In total, we have raised £2.64 million for the eight companies seeking funds through Money&Co. since we launched. And we made history with a £1 million loan to Mecmesin, which the Financial Times reported as follows: “Small investors have lent £1m to a manufacturing business in what is thought to be the largest single peer-to-peer loan to an established company outside the property industry. It is a new landmark for the fast-growing lending subsector, which aims to compete with banks as a source of funds for businesses and consumers.”
The Money&Co. credit team is extremely thorough and the companies that have been approved for the site have been subjected to very close scrutiny. We are looking for companies with strong balance sheets and upward momentum in profits, who will not struggle to repay our lenders.
Although we can find credit-worthy companies to lend to, the banks still fail to provide much-needed credit. The Bank of England recently released data that showed that lending to small and medium-sized enterprises (SMEs) fell by £435 million between April and June of this year after having fallen by £719 million in the first quarter. This is despite the government’s vigorous efforts to encourage banks to lend more to SMEs.

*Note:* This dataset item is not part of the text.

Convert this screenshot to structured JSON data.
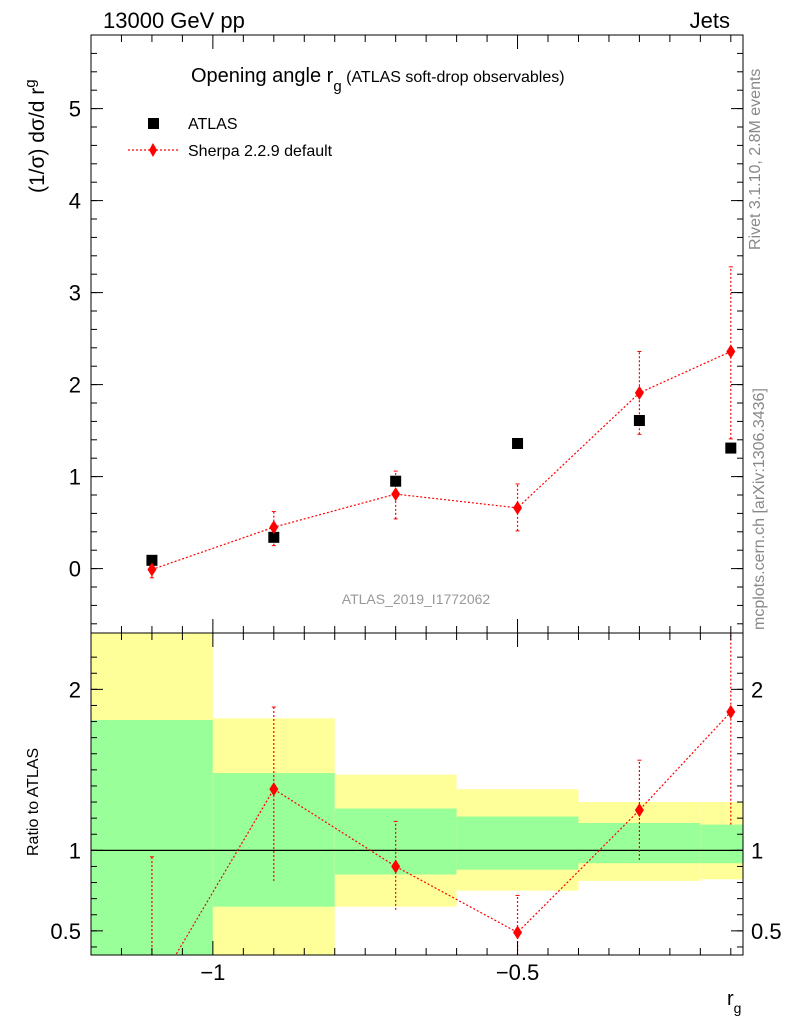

We intend to help fill the £4bn lending gap left by the banks
Even though there has been a steady decline in the amounts lent by the banks to SMEs, it remains the case that 92 per cent of lending to the sector comes from the banks and only 8 per cent from alternative sources. Money&Co. intends to try and fill the gap that has been left by the banks, which we estimate to be over £4 billion currently. This figure was derived from a survey of SME finance directors and chief executives that we commissioned earlier this year.
The UK economy is recovering and has outperformed expectations this year. However, if momentum is to be maintained, companies need access to funding and that is why crowdfunding has such an important role to play.